Integrating humans and automation increases plant productivity
Mitsubishi Electric has increased production efficiency at its Kani manufacturing facility by introducing a human element to previously automated assembly lines. Reintegrating a human element led to an 84% reduction in space, increased productivity and helped the factory react to changes in product demand.
The Kani factory, which is part of the company’s Nagoya Works in Japan, produces motor starters and contactors, and has 14,000 variations and possible configurations in its product range. Demand from customers for greater choice had diluted the volumes of each particular product, despite overall product quantities increasing.
Automation is not always the answer
In the past, the Kani factory had totally automated assembly lines which were ideal for mass production with few product variations where high yields could be realised at high speed. However, many individual components were required to be in stock and ready for the manufacturing process, without which the lines would not be able to run for any appreciable length of time.
Many assembly lines had been optimised to produce a limited range of products, and these would stand still when components ran out. It became difficult and uneconomical for the factory to produce small batches.
After looking at the root cause of inconsistencies by analysing data, Mitsubishi Electric found that natural, normal, organic growth in the production process had inadvertently led to inefficiencies. It re-evaluated the need for 100% automated lines and realised that restoring some human elements could potentially reduce manufacturing anomalies.
Further observations revealed that the automated parts feeding of some larger components not only created a bottleneck, but led to the parts feeders consuming large volumes of space which could, under specific conditions, result in minor damage to the components.
Conversely, the automation of some tasks appeared possible through a combination of technologies.

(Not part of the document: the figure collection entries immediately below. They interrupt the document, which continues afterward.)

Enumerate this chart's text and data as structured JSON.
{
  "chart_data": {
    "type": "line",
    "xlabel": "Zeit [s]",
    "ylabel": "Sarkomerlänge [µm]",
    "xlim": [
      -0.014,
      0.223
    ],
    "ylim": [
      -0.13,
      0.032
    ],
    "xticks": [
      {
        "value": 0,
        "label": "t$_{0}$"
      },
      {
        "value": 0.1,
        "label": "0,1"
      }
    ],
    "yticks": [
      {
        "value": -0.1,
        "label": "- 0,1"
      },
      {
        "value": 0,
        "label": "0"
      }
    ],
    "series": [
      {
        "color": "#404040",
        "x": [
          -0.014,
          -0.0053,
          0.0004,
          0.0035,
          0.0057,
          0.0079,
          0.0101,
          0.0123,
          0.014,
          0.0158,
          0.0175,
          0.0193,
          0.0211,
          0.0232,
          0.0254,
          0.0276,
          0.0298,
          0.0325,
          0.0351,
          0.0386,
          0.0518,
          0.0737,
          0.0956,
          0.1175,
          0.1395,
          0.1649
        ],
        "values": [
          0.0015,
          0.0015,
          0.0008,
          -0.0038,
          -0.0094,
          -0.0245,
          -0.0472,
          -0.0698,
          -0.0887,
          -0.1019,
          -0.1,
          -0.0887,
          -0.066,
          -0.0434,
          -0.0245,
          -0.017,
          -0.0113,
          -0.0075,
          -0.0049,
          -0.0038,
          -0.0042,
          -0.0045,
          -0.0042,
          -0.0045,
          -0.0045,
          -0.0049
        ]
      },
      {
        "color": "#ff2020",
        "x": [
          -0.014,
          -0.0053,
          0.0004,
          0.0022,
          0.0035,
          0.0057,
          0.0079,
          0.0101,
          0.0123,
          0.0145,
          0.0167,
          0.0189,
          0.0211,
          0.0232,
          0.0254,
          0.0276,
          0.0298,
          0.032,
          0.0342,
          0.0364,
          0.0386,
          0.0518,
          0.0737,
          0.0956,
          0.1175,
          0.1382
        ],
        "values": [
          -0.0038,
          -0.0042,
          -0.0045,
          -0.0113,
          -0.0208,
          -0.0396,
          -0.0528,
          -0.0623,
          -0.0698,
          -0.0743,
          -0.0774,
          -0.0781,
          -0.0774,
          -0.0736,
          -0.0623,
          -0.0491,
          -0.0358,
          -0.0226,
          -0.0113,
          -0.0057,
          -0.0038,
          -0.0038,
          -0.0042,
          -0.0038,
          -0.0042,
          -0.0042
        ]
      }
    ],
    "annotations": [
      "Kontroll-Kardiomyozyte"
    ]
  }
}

An example was the misalignment of certain screws during the assembly process. The automation system, unaware of the misalignment, would try to insert the screw and cause damage to the entrance of the hole.
Two technologies helped to overcome this problem: the automatic alignment of robots and combining rotational drives for inserting the screws using torque sensors. The hole can now be located easily and aligned correctly, and the torque sensor confirms the absence of misalignment and that the screw is tightened to the correct level. The increased use of vision systems, checking for correct assembly and alignment, has also helped increase the number of right-first-time products.
A further idea was to etch a matrix code on the body of each product and track it through the various stages. As the product arrives at a workstation, its code is read and the appropriate processes and parts applied. At the end of the manufacturing cycle, each product has a traceable manufacturing history, making it possible to track the history of individual issues.
By redesigning the process and reintegrating the human element, a single line that occupied 280 m2 has been reduced to a cell of 44.1 m2. This 84% reduction in space means that the productivity of each square metre of production hall has been increased through greater utilisation.
Although a single new cell cannot produce the same volume and speed of units as the original fully automated line, it is now possible to deploy up to 6.3 cells in the same space. This means total productivity density is much higher due to three key factors: a wider variety of products can be manufactured in smaller batches, one stoppage does not halt the whole of production and the total number of production lines has increased.
According to the company, the end result is effective optimisation of both machine and human resources, production process and space.